Sunday, December 30, 2007

Iran starts construction of first local nuclear power plant


Dec 30, 2007

http://news.monstersandcritics.com/middleeast/news/article_1383786.php/Iran_starts_construction_of_first_local_nuclear_power_plant

Tehran - Iran has started construction of its first local nuclear power plant in Darkhowayn, Energy Minister Parvz Fatah said Sunday.

The 360-megawatt nuclear reactor in Darkhowayn, south-western Khuzestan province, will be constructed under the supervision of the country's Atomic Energy Organization and by Iranian experts only, the minister was quoted by the news network Khabar as saying.

Vice-President Gholam-Reza Aqazadeh, who is also head of Iran's Atomic Energy Organization, said earlier this month that the new plant would be finished within four to five years.

Western nations have said that Iran had only one not yet operating nuclear plant in the southern port of Bushehr and as the fuel for that plant was provided by Russia, the country would have no need to pursue its uranium enrichment process at the current scale.

Aqazadeh and President Mahmoud Ahmadinejad however argued that Iran planned to build further nuclear plants in the future and therefore would need the fuel whenever the plants were finished.

The fuel for the Darkhowayn plant is supposed to be provided by the Natanz plant in central Iran.

President Ahmadinejad said that the current 3,000 centrifuges in Natanz were to be increased to 50,000 centrifuges within the next four to five years for providing the fuel for at least one of the new plants.

The Russian state contractor Atomstroiexport has already delivered two consignments of over 80 tons of nuclear fuel to Iran and Tehran hopes that the electricity from the Bushehr plant would join the national power grid within the second quarter of 2008.

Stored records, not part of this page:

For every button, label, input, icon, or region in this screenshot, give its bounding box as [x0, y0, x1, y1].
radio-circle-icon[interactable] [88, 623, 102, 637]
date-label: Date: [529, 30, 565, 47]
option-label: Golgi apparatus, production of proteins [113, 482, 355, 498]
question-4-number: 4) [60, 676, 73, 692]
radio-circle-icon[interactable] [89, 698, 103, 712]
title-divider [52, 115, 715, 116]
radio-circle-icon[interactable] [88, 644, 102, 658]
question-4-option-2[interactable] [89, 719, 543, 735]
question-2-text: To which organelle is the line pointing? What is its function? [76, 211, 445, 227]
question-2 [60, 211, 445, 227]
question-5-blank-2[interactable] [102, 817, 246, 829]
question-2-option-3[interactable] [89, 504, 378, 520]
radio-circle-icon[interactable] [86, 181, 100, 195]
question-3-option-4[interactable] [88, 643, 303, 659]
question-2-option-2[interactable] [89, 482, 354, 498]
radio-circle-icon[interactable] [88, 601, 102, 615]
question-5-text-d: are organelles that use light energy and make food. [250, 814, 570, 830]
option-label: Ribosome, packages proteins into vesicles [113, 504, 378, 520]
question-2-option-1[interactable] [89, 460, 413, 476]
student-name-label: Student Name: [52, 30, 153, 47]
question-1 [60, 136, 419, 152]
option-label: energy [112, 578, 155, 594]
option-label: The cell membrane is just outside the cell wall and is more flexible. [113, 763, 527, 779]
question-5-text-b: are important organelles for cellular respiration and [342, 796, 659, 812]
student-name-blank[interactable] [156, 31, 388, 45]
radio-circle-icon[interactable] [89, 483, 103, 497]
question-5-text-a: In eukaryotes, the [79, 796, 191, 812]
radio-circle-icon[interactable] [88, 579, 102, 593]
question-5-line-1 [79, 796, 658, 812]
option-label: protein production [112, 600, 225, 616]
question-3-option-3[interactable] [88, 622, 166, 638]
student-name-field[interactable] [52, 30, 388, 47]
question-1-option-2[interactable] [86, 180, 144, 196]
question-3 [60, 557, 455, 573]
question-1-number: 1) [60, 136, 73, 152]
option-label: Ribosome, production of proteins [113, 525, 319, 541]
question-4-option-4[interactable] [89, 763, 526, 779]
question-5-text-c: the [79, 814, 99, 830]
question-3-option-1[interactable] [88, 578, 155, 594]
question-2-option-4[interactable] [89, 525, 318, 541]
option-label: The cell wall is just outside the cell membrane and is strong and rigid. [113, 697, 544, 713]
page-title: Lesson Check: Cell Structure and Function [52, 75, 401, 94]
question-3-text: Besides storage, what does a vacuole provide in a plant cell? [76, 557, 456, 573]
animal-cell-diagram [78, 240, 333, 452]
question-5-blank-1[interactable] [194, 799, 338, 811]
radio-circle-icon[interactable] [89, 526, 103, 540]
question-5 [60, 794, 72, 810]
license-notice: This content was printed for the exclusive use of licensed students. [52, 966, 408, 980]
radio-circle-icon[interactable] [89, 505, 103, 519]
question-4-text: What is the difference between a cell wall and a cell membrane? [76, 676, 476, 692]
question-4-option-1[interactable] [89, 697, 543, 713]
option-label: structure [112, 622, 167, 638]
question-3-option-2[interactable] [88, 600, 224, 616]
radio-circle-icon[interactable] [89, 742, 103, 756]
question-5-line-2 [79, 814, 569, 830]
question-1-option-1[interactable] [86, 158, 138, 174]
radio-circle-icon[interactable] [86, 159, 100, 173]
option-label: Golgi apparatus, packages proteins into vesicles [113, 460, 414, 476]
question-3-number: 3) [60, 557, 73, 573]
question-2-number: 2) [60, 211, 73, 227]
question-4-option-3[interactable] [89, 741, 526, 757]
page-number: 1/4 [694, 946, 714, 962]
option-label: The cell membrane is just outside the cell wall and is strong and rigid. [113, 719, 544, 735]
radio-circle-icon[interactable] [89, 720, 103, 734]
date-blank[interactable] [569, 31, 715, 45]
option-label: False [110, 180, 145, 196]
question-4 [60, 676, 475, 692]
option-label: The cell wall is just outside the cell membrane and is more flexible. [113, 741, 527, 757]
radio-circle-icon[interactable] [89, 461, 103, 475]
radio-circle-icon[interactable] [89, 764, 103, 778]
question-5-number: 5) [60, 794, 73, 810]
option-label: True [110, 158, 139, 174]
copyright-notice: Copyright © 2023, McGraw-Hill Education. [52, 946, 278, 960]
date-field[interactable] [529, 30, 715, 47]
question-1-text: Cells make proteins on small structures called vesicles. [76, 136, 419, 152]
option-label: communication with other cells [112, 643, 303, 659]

Iran might still face a third UN Security Council resolution, including financial sanctions, for having rejected the main international demand of suspending its uranium enrichment programme.

President Ahmadinejad again rejected the demand, saying that Iran's nuclear programmes, including enrichment, 'would go ahead with full gas,' and the country would not be intimidated by sanctions or military threats.